Carlos Rodriguez-Galindo, MD, of St. Jude Hematology-Oncology is also leading an effort to create a multi-institutional protocol with the Children’s Oncology Group for children in both the United States and Curitiba who have ACC. In addition to treating children with this rare tumor, researchers will study the biology of the tumors and the incidence of the different types of p53 mutations, identifying any similarities or differences that appear in patients from each country. Rodriguez-Galindo predicts that the protocol will begin sometime in 2003, and may eventually expand to include children from other areas of southern Brazil, as well.

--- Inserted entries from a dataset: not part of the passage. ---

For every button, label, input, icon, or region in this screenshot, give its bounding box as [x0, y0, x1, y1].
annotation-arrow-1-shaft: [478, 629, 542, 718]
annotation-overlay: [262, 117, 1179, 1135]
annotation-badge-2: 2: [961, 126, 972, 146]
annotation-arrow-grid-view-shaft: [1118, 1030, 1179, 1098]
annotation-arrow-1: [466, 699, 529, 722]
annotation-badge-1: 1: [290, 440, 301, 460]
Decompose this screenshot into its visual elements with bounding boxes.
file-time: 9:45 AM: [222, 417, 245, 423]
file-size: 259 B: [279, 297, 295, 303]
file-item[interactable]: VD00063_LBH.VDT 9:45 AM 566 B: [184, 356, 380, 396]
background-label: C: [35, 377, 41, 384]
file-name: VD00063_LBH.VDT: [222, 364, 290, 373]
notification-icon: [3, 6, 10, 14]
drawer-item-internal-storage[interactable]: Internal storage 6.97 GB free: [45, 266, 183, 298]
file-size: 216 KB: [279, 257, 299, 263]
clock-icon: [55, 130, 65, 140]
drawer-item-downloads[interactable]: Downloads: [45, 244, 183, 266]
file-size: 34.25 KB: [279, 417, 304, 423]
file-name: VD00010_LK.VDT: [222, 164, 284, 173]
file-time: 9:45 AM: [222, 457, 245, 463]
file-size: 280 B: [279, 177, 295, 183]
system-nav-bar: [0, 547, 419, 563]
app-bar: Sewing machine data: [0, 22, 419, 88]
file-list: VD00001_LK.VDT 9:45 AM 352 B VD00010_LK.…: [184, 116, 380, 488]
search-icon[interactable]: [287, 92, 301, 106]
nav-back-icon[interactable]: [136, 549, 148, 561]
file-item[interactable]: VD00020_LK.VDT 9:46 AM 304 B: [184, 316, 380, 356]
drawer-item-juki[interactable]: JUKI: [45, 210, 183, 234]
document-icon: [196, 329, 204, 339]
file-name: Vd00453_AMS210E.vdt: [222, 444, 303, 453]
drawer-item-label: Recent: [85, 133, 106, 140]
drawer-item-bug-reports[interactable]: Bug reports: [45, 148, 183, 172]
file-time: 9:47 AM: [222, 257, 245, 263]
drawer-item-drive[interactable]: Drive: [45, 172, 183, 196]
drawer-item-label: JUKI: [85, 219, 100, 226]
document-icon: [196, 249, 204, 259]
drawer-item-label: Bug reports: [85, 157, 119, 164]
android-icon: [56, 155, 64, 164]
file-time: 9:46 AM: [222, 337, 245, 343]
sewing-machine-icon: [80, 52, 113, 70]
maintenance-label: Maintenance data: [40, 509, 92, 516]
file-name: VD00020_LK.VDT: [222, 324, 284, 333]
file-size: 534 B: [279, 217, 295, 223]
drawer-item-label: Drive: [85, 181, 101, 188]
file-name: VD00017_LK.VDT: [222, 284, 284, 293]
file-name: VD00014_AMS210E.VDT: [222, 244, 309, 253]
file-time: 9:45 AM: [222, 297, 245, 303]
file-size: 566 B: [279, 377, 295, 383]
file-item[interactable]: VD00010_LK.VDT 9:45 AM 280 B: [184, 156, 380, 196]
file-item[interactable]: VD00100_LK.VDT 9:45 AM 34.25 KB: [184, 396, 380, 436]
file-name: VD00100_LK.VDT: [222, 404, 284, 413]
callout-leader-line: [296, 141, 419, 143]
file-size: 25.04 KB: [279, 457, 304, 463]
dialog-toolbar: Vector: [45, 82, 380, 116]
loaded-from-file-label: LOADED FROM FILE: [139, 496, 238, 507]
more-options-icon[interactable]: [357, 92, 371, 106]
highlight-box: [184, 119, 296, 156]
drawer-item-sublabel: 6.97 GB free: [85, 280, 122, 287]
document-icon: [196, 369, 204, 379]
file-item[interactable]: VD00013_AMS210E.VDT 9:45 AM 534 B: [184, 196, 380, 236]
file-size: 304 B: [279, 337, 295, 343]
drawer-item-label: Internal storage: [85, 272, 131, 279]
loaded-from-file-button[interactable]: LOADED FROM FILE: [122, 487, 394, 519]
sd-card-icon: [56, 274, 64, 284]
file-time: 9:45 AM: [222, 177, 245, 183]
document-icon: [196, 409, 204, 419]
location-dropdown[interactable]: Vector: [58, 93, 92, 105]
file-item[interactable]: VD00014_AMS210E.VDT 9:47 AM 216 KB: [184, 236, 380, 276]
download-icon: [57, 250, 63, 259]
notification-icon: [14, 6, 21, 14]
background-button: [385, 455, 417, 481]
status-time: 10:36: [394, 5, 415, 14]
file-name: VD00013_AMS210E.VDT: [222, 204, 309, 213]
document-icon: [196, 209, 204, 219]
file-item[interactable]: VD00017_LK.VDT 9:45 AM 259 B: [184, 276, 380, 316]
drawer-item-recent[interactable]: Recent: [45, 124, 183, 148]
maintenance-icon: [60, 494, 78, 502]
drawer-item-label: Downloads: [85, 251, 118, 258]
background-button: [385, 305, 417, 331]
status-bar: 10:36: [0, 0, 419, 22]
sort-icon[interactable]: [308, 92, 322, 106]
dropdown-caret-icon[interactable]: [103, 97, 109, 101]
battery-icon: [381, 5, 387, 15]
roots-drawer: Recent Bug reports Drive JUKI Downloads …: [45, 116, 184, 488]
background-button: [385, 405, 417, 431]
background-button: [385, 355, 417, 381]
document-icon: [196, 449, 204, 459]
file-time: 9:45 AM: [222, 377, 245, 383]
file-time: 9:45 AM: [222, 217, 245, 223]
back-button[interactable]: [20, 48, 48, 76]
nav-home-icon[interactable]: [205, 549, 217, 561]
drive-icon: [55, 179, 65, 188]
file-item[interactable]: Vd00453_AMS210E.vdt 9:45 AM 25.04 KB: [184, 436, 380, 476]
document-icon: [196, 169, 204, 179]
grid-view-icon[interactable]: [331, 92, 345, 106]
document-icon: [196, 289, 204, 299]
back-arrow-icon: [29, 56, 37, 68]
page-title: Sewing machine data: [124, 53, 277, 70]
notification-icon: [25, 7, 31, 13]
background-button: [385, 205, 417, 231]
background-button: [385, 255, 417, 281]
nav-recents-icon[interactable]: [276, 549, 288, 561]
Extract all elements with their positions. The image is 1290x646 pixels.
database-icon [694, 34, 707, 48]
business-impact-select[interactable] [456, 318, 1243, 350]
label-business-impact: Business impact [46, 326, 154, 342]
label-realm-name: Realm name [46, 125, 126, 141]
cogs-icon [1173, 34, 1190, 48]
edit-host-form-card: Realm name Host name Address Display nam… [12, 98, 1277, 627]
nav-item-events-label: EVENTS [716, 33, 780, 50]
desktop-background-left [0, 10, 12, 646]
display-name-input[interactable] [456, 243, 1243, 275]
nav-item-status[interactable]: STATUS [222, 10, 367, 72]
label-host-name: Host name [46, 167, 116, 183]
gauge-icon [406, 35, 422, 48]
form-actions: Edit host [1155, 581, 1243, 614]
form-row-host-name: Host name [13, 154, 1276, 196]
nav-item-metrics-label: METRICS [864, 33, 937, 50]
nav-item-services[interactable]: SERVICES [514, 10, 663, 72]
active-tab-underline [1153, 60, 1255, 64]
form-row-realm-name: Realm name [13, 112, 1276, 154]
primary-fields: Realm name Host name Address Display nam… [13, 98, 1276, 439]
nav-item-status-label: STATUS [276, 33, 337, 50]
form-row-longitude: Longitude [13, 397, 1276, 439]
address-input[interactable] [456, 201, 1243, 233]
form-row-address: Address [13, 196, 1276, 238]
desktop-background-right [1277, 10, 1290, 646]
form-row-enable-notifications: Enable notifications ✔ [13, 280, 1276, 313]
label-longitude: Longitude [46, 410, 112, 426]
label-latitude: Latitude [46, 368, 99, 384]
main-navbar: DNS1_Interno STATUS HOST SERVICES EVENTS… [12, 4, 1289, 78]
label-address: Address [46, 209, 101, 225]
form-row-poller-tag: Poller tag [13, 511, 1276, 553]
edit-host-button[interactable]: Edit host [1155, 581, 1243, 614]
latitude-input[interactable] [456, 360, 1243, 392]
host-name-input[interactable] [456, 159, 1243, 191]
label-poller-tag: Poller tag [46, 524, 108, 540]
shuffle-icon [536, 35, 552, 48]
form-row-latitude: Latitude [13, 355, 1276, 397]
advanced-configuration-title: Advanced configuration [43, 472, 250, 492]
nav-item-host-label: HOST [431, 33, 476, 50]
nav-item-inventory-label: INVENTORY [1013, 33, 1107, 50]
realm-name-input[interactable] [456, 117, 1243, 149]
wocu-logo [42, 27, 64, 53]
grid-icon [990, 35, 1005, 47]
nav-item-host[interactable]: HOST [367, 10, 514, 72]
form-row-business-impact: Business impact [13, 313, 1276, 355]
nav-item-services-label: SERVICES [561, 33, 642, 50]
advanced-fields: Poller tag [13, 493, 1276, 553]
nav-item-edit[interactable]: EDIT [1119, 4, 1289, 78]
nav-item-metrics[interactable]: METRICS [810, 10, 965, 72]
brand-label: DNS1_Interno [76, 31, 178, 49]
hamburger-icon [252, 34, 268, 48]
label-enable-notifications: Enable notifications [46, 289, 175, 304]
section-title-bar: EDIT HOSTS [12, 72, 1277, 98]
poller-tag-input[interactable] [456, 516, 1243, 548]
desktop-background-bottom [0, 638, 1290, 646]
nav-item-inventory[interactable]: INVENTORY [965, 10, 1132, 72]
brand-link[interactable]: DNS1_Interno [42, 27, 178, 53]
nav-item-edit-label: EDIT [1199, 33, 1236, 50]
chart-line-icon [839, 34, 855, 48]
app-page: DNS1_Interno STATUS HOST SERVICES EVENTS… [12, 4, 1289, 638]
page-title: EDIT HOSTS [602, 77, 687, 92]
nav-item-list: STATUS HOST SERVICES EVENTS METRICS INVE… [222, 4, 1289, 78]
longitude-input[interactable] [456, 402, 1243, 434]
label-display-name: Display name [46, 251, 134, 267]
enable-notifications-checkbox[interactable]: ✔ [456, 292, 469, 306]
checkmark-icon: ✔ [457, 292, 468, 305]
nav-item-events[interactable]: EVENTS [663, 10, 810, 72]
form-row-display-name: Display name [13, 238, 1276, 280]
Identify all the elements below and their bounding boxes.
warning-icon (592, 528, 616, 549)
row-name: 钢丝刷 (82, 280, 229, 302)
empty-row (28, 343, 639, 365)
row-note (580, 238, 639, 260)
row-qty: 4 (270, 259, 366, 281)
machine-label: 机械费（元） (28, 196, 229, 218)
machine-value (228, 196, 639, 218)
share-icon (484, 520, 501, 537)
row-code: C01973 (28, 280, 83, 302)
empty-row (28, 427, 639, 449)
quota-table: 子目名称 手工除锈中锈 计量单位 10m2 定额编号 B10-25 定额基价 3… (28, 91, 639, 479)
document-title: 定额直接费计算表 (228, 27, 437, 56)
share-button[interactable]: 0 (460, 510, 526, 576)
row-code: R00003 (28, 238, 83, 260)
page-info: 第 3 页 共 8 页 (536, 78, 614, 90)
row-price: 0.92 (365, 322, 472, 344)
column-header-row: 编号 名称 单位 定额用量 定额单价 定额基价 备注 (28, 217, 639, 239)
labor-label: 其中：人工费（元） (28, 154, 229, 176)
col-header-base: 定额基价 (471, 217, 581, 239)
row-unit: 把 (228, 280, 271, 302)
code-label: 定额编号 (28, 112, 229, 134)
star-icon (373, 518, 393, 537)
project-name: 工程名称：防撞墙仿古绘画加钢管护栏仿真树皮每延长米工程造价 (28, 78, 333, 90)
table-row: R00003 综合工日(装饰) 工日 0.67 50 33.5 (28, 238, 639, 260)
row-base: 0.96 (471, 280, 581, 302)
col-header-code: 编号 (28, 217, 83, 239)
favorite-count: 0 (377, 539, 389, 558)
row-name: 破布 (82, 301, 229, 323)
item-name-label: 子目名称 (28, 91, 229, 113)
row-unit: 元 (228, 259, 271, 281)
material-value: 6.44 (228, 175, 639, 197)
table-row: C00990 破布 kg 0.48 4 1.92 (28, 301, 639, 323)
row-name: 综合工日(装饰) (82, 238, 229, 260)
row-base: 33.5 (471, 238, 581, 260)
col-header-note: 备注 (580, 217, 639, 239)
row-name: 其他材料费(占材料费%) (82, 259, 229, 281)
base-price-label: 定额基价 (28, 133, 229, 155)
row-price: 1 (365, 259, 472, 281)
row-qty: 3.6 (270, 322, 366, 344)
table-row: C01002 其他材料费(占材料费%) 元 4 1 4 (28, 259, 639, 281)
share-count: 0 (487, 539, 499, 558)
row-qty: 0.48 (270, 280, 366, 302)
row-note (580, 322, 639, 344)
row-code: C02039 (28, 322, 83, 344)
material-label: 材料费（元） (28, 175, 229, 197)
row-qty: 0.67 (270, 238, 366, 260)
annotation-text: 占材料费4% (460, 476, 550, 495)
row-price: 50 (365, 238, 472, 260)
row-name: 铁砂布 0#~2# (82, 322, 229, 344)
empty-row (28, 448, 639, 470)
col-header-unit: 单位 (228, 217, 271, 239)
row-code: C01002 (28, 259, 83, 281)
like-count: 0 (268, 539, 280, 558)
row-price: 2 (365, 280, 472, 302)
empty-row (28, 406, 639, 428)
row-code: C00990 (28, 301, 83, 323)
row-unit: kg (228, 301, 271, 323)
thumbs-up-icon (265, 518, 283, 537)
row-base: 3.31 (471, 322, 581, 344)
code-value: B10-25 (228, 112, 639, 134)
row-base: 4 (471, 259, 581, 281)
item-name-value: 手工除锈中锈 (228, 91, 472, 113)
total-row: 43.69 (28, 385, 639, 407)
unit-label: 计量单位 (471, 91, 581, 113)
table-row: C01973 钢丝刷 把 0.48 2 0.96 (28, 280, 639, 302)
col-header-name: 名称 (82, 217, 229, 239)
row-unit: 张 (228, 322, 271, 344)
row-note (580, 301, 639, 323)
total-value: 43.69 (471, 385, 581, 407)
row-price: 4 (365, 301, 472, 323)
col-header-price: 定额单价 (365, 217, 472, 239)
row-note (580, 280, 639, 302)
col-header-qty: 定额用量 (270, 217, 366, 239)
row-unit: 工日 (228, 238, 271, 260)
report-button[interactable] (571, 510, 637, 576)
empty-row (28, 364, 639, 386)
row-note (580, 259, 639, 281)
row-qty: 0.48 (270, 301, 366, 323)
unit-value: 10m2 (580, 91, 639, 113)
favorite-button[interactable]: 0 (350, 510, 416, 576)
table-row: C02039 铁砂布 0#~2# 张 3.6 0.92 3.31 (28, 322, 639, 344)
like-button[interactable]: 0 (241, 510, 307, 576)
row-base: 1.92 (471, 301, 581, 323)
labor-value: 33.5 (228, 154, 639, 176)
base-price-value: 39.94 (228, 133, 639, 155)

Joining forces, saving lives
A child in Paris, France, was recently found to have the mutated p53 gene, so researchers suspect that the problem may extend far beyond the geographical boundaries of southern Brazil. As St. Jude researchers expand their focus to look outside the DNA binding domain, they may find that the mutation occurs more frequently than they had expected. To address this possibility, St. Jude has established an International Pediatric Adrenal Tumor Bank, which allows researchers to access samples from around the world and screen them for p53 mutations and other genetic alterations.
By collaborating to attack a problem, researchers in the International Outreach program, the Hartwell Center for Bioinformatics and Biotechnology and other St. Jude departments are ensuring a brighter future for Brazilian children with adrenocortical carcinoma. Zambetti is pleased that interdisciplinary teamwork can have such far-reaching consequences. “Our work is making a difference,” he says. “All through my graduate training and postdoctoral work, my research has been focused on trying to figure out how things work using cell lines we can grow in the lab. Going from growing cell lines to actually helping kids...that’s the most rewarding part.”
Translational research—the ability to move discoveries from the laboratory to the bedside—is one of the hallmarks of St. Jude. In unraveling the p53 mystery, researchers and clinicians have shown how collaborations can save the lives of children in other parts of the globe who may never even know about St. Jude Children’s Research Hospital.
“This project is sort of amazing not only in the scientific sense, but because it really exemplifies the mission of the hospital,” Kriwacki says. “The full resources of this institution have been brought to bear on the basic understanding of the origins of the disease and the effort on how to cure diseases better in the future. It’s really been an amazing opportunity.”